The book is divided by eight simple sections, in which there are rewards for the skilled amateur. These are:

Meat - This section answers a question I have always had about restaurant food. How does the restaurant kitchen handle preparing braised dishes, when most braises worth their salt often take hours to achieve the fall off the bone tenderness. The solution is obvious, based on the fact that braisees often taste better the next day. Viola, they are prepared a day ahead and reheated. These recipes show you how.
Fish - Very sound. Nothing ground breaking. The usual litany on using fresh ingredients.
Vegetables - Here is where the objective of simplicity starts paying off. Very good, truly simple recipes here, as long as you have a good supply of stock preparations at the ready.
Mushrooms - This section and the next are worth the (discounted) price of admission. Well done fussiness.
Potatoes - Actually found some reasonably simple recipes I have not seen before, and the compulsive obsessive twist on the classics.
Grains and beans - A few oddities. Sound stuff.
Dessert - A rather nicely large selection of recipes, highlighted by the large number of fruit compotes.
Pantry - The usual stock in trade. The recipes for fumet and ramp butter are interesting, and the classic French term and technique buerre fondue is new to me.
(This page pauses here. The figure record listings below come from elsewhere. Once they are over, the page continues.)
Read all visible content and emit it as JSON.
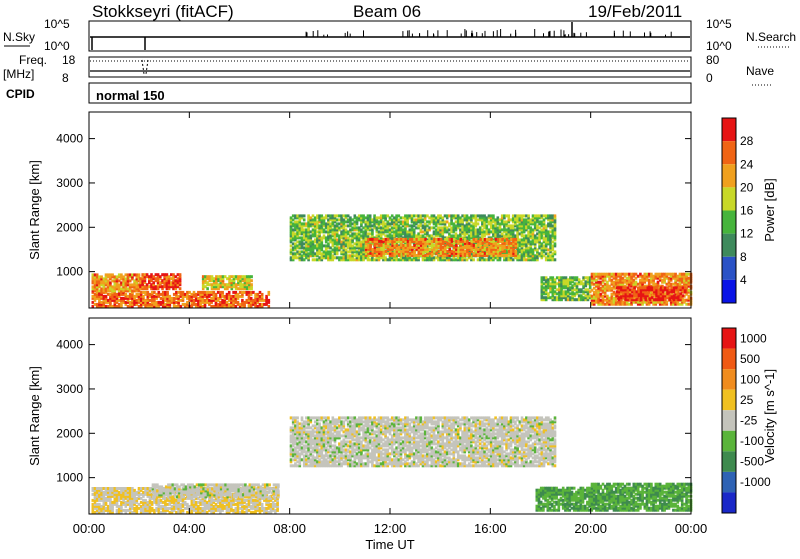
{
  "header": {
    "station": "Stokkseyri (fitACF)",
    "beam": "Beam 06",
    "date": "19/Feb/2011"
  },
  "nsky_panel": {
    "label": "N.Sky",
    "ytick_top": "10^5",
    "ytick_bottom": "10^0",
    "right_ytick_top": "10^5",
    "right_ytick_bottom": "10^0",
    "right_label": "N.Search"
  },
  "freq_panel": {
    "label_top": "Freq.",
    "label_unit": "[MHz]",
    "ytick_top": "18",
    "ytick_bottom": "8",
    "right_ytick_top": "80",
    "right_ytick_bottom": "0",
    "right_label": "Nave"
  },
  "cpid_panel": {
    "label": "CPID",
    "mode": "normal 150"
  },
  "power_panel": {
    "ylabel": "Slant Range [km]",
    "yticks": [
      "1000",
      "2000",
      "3000",
      "4000"
    ],
    "colorbar_label": "Power [dB]",
    "colorbar_ticks": [
      "4",
      "8",
      "12",
      "16",
      "20",
      "24",
      "28"
    ],
    "colorbar_colors": [
      "#0a14e6",
      "#2a52c6",
      "#3e8a5c",
      "#46b43c",
      "#c8d828",
      "#f0a01e",
      "#f06414",
      "#e61414"
    ]
  },
  "velocity_panel": {
    "ylabel": "Slant Range [km]",
    "yticks": [
      "1000",
      "2000",
      "3000",
      "4000"
    ],
    "colorbar_label": "Velocity [m s^-1]",
    "colorbar_ticks": [
      "1000",
      "500",
      "100",
      "25",
      "-25",
      "-100",
      "-500",
      "-1000"
    ],
    "colorbar_colors": [
      "#1a28c8",
      "#2e62b4",
      "#3e8a4e",
      "#5ab43a",
      "#c4c4bc",
      "#f0c020",
      "#f08c1e",
      "#f05a14",
      "#e61414"
    ]
  },
  "x_axis": {
    "ticks": [
      "00:00",
      "04:00",
      "08:00",
      "12:00",
      "16:00",
      "20:00",
      "00:00"
    ],
    "label": "Time UT"
  },
  "chart_data": {
    "type": "heatmap",
    "title": "Stokkseyri (fitACF) Beam 06 19/Feb/2011",
    "xlabel": "Time UT",
    "ylabel": "Slant Range [km]",
    "xlim_hours": [
      0,
      24
    ],
    "ylim_km": [
      180,
      4600
    ],
    "panels": [
      {
        "name": "Power [dB]",
        "clim": [
          0,
          30
        ],
        "regions": [
          {
            "t0": 0.1,
            "t1": 7.2,
            "r0": 250,
            "r1": 600,
            "value": 24
          },
          {
            "t0": 0.1,
            "t1": 2.0,
            "r0": 600,
            "r1": 1000,
            "value": 22
          },
          {
            "t0": 2.0,
            "t1": 3.6,
            "r0": 650,
            "r1": 1000,
            "value": 26
          },
          {
            "t0": 4.5,
            "t1": 6.5,
            "r0": 650,
            "r1": 950,
            "value": 18
          },
          {
            "t0": 8.0,
            "t1": 18.6,
            "r0": 1300,
            "r1": 2300,
            "value": 14
          },
          {
            "t0": 11.0,
            "t1": 17.0,
            "r0": 1400,
            "r1": 1800,
            "value": 22
          },
          {
            "t0": 18.0,
            "t1": 20.0,
            "r0": 400,
            "r1": 900,
            "value": 14
          },
          {
            "t0": 20.0,
            "t1": 24.0,
            "r0": 300,
            "r1": 1000,
            "value": 22
          },
          {
            "t0": 21.0,
            "t1": 23.8,
            "r0": 400,
            "r1": 700,
            "value": 27
          }
        ]
      },
      {
        "name": "Velocity [m s^-1]",
        "clim": [
          -1000,
          1000
        ],
        "regions": [
          {
            "t0": 0.1,
            "t1": 7.5,
            "r0": 250,
            "r1": 800,
            "value": 100
          },
          {
            "t0": 2.5,
            "t1": 7.5,
            "r0": 600,
            "r1": 900,
            "value": 0
          },
          {
            "t0": 8.0,
            "t1": 18.6,
            "r0": 1300,
            "r1": 2400,
            "value": 0
          },
          {
            "t0": 17.8,
            "t1": 20.0,
            "r0": 300,
            "r1": 800,
            "value": -300
          },
          {
            "t0": 20.0,
            "t1": 24.0,
            "r0": 300,
            "r1": 900,
            "value": -300
          }
        ]
      }
    ]
  }
}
I am a compulsive book buyer, and my only criteria for being satisfied in a purchase of a technical book is if it had one idea I have not found anywhere else. In this book, it would be the restaurant kitchen's techniques for preparing braises. On the other side of the coin, there is a fair amount of material which may be only for the armchair, unless you wish to make your own puff pastry or roast you own whole baby lamb. Tony Bourdain is alive and well at craft, it seems.

The cuisine is based in the recipes of Italy, probably northern Italy, although I am sure Mario Batali would sneer at all of the frenchified stocks and techniques. No simple brodo here, thank you.
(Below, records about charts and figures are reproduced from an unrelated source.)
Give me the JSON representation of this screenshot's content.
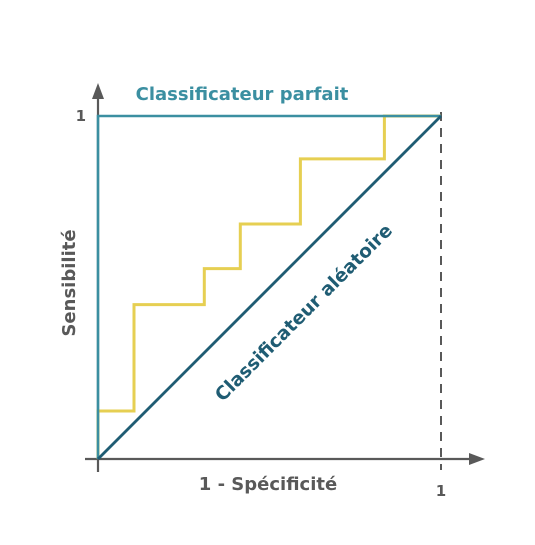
{
  "chart_data": {
    "type": "line",
    "xlabel": "1 - Spécificité",
    "ylabel": "Sensibilité",
    "xlim": [
      0,
      1
    ],
    "ylim": [
      0,
      1
    ],
    "x_ticks": [
      {
        "value": 1,
        "label": "1"
      }
    ],
    "y_ticks": [
      {
        "value": 1,
        "label": "1"
      }
    ],
    "grid": false,
    "colors": {
      "perfect": "#3b8fa1",
      "random": "#1f5c73",
      "roc": "#e6cf52",
      "axis": "#595959"
    },
    "series": [
      {
        "name": "Classificateur parfait",
        "x": [
          0,
          0,
          1
        ],
        "y": [
          0,
          1,
          1
        ]
      },
      {
        "name": "Classificateur aléatoire",
        "x": [
          0,
          1
        ],
        "y": [
          0,
          1
        ]
      },
      {
        "x": [
          0,
          0,
          0.105,
          0.105,
          0.31,
          0.31,
          0.415,
          0.415,
          0.59,
          0.59,
          0.835,
          0.835,
          1
        ],
        "y": [
          0,
          0.14,
          0.14,
          0.45,
          0.45,
          0.555,
          0.555,
          0.685,
          0.685,
          0.875,
          0.875,
          1,
          1
        ]
      }
    ],
    "annotations": [
      {
        "text": "Classificateur parfait",
        "series": 0
      },
      {
        "text": "Classificateur aléatoire",
        "series": 1
      }
    ]
  }
}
In this mixed bag of eye candy and practical advice, there are a few problems which are not worthy of the care the author and his staff devotes to the food of craft.
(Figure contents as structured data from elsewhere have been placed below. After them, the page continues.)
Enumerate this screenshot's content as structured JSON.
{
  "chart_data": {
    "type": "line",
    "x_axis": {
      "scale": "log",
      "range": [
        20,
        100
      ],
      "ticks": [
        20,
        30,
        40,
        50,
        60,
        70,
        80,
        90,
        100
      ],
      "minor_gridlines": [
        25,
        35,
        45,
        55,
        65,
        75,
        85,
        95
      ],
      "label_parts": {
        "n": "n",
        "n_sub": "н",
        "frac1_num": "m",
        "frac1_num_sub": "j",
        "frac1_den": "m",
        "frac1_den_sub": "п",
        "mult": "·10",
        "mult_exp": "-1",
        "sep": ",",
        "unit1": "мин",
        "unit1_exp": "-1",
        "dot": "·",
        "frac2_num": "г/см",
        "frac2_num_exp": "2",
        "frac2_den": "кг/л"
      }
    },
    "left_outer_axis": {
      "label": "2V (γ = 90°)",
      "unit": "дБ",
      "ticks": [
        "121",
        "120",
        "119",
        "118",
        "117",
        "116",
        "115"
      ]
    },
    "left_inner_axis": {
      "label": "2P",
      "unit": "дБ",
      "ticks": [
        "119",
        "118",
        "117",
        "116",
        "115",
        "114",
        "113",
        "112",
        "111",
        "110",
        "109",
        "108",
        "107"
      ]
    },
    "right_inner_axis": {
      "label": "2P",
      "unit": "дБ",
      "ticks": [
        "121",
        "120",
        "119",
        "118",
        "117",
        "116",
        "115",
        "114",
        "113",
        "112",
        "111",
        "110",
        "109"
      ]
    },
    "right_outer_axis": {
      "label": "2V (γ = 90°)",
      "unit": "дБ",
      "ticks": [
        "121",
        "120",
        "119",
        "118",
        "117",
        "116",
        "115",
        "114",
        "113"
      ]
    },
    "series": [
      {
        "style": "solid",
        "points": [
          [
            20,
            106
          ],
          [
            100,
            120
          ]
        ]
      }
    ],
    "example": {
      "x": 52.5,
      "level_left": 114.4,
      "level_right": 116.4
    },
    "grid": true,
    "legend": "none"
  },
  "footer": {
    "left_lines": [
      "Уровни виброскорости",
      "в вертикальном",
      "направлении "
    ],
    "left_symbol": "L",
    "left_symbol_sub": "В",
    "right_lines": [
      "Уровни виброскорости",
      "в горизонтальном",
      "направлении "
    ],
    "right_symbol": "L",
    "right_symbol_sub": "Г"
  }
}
First, there are misspellings. I found, for example caul fat misspelled in a head note.
Second, there are erroneous page references. Things on page x weren't there. They were a page later.
Third, the recipe writing style was inconsistant. Some prep steps accompanied the list of ingredients and other prep steps were in the body of the method. When I saw Danny Meyer and Michael Romano of Union Square Café make a point of putting all prep work with the ingredients list, I thought it was trivial. It aint.
Fourth, there are mistakes in simple kitchen chemistry. For example, a recipe says that one applies heat to a mixture of sugar and cream and wait for the sugar to melt. Please. The proper term is dissolve.
Errors of this type lost this book it's fifth star.

I noticed this same type of carelessness in the copy editing of Diana Kennedy's new book, also published by Clarkson Potter. I would expect better from a company with such a large presence in the cookbook market. On the plus side, I do notice that Clarkson Potter binds their books to lay flat on the table and be bound very securely to take a lot of wear. The photographs seem to be a wash. They are no better than what one would expect.

This book is truly for the food hobbyist and cookbook collector. It does nothing for people who want easy, fast, cheap, or low calorie. It's secrets require some work and some experience to mine.